Gökçe Gülen, Amerikan Otizm Derneğinin kriterlerine göre bir çocuğun otistik olarak kabul
edilebilmesi için, aşağıdaki listede yer alan semptomların en az yarısını taşıyor olması gerektiğini
de ifade ediyor.
•
Diğer çocuklarla iletişim kurmada güçlük.
•
İşitmiyormuş gibi davranma.
•
Öğrenmeye direnç gösterme.
•
Tehlikelerden korkmama.
•
Değişikliklere direnç gösterme.
•
İhtiyaçlarını jestlerle işaret etme.
•
Yersiz gülme veya kıkırdama.
•
Fiziksel temastan hoşlanmama ya da karşı koyma.
•
Aşırı hareketlilik.
•
Göz temasından kaçınma.
•
Cisimleri çevirme, döndürme.
•
Nesnelere aşırı bağlılık.
•
Tekrarlanan tek düze oyun
OTİZM NASIL TEDAVİ EDİLİR?
“Her otistik çocuk veya yetişkin benzersizdir ve kendine has özellikleri vardır” diyen Gökçe
Gülen, bu nedenle her otizm müdahale planının çocuğun özel ihtiyaçlarına yönelik geliştirilmesi
gerektiğini vurguluyor. Tedavinin davranışsal tedaviler, ilaçlar veya her ikisini de içerebileceğine
dikkat çeken Gülen, “Birçok otizmli kişi, uyku bozuklukları, nöbetler ve gastrointestinal (Gİ) sıkıntı
gibi ek tıbbi şikâyetler de taşır. Bu koşullar öğrenme ve dikkat becerilerini de etkilemektedir.
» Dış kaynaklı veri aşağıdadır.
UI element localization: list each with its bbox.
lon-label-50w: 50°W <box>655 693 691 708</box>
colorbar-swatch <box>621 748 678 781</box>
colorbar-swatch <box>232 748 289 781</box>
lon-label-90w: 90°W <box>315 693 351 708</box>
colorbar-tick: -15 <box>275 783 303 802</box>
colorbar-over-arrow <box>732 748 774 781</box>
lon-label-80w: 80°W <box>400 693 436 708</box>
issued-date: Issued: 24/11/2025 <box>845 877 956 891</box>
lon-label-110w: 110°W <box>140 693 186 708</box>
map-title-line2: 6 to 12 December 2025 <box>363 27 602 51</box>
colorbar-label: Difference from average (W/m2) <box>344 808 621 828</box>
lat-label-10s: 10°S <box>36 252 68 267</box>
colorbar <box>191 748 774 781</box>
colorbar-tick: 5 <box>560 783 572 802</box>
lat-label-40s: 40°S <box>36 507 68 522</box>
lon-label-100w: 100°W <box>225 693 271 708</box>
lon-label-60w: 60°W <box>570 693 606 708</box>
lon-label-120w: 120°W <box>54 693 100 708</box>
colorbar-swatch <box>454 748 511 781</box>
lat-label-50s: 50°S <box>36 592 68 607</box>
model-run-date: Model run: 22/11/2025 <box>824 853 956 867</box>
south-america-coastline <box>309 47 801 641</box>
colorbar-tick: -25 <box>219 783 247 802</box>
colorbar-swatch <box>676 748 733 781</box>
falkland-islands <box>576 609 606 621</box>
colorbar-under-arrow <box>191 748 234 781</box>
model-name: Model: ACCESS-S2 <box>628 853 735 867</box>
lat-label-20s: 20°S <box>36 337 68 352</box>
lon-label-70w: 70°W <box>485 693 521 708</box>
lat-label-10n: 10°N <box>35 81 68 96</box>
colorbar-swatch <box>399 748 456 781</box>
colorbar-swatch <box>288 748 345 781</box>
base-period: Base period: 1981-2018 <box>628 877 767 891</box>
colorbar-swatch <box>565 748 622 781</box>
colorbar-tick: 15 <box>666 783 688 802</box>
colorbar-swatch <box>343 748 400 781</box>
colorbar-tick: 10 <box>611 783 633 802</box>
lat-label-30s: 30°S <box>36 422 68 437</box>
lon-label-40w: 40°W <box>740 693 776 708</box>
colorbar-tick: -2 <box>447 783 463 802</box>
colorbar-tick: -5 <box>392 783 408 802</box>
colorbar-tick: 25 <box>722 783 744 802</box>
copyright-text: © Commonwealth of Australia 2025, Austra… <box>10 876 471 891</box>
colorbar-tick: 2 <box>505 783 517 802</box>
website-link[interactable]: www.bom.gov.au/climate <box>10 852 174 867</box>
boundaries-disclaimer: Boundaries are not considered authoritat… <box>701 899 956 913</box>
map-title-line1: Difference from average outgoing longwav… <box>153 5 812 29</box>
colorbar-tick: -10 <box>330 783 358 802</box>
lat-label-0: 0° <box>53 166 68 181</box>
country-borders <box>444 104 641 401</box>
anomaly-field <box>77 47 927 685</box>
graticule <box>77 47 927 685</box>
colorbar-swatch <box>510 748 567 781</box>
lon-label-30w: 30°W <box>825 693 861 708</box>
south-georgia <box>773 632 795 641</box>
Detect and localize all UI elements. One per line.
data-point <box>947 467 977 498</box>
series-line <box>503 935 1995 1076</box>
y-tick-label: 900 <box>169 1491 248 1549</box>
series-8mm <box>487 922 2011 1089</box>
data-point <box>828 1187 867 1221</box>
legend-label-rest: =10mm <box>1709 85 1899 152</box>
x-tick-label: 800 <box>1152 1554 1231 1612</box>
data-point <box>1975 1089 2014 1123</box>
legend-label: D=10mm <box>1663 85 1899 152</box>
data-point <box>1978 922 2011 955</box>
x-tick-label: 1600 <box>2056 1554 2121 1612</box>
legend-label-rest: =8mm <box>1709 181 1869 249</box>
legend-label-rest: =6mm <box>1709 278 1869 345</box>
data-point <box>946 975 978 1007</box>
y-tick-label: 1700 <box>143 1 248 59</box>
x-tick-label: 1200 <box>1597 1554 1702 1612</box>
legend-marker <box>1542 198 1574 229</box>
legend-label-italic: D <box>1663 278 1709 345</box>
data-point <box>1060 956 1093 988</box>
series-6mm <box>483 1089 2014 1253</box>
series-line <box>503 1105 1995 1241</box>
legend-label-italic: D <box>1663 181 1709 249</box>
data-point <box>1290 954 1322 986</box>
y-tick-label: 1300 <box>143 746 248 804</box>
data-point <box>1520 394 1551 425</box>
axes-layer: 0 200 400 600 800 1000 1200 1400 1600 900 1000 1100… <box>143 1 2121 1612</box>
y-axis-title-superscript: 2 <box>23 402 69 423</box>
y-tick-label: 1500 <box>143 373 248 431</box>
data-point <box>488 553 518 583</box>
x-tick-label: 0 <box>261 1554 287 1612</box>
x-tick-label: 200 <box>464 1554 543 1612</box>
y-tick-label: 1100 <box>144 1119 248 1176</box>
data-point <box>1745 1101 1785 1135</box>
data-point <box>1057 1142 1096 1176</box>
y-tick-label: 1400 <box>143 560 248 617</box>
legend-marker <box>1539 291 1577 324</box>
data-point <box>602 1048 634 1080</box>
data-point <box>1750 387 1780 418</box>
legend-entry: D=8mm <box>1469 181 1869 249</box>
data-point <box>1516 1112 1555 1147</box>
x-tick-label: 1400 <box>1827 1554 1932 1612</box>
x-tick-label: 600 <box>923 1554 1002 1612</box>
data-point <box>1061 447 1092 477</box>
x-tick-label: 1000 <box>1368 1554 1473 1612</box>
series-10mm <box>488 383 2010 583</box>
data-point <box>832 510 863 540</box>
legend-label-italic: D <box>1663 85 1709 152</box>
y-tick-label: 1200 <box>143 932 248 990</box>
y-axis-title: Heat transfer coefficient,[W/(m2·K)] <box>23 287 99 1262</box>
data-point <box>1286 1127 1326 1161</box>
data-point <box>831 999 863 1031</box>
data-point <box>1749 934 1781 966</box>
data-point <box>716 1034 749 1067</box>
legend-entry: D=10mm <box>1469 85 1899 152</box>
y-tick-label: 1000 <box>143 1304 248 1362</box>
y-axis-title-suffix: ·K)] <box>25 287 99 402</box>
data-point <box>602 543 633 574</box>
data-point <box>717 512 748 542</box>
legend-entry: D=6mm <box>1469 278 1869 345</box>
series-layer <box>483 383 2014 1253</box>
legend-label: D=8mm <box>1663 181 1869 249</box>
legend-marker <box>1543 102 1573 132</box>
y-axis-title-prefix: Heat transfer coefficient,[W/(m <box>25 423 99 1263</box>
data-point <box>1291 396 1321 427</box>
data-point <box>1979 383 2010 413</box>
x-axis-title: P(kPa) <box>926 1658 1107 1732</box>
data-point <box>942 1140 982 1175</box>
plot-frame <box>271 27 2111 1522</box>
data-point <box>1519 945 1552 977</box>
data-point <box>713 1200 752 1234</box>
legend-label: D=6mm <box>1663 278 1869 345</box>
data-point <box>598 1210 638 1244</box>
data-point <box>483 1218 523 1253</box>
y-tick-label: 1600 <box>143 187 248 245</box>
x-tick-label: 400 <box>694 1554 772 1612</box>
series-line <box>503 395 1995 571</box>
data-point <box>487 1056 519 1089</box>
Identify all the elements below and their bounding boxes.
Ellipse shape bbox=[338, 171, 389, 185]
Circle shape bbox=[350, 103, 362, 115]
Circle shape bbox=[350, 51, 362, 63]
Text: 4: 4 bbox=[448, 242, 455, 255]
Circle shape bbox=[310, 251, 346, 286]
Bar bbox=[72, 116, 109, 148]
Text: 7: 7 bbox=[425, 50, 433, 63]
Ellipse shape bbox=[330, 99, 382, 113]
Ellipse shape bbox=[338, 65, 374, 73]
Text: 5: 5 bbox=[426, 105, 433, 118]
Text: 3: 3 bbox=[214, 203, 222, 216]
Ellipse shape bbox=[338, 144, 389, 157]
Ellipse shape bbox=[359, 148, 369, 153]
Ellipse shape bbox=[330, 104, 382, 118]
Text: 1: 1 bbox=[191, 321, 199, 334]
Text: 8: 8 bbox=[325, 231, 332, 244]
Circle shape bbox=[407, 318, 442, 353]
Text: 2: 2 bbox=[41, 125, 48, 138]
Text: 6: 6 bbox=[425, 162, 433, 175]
Tedavinin en önemli kısmı erken ve yoğun eğitim müdahalesidir. Aileyle yakın çalışacak profesyonel
bir ekiple çalışmak, çocuğu eğitirken aileyi de bu eğitimin içine katmak çok önemlidir. Bazı erken
müdahale programlarında terapistler eğitim için eve gider. Diğer programlar özel bir eğitim
merkezi, sınıf veya okul öncesi eğitimle devam eder” diyor.
Otizm tanılı bir çocuğun zamanla dikkat eksikliği ve hiperaktivite bozukluğu, anksiyete
bozukluğu ya da asperger sendromu gibi nispeten yüksek işlevli formuyla karşımıza çıkabileceğini
belirten Gülen, şu anki bilgilerle çocuğun gelecek yıllarda nasıl bir gelişim ve değişim göstereceğine
dair bir tahminde bulunamadıklarını söylüyor.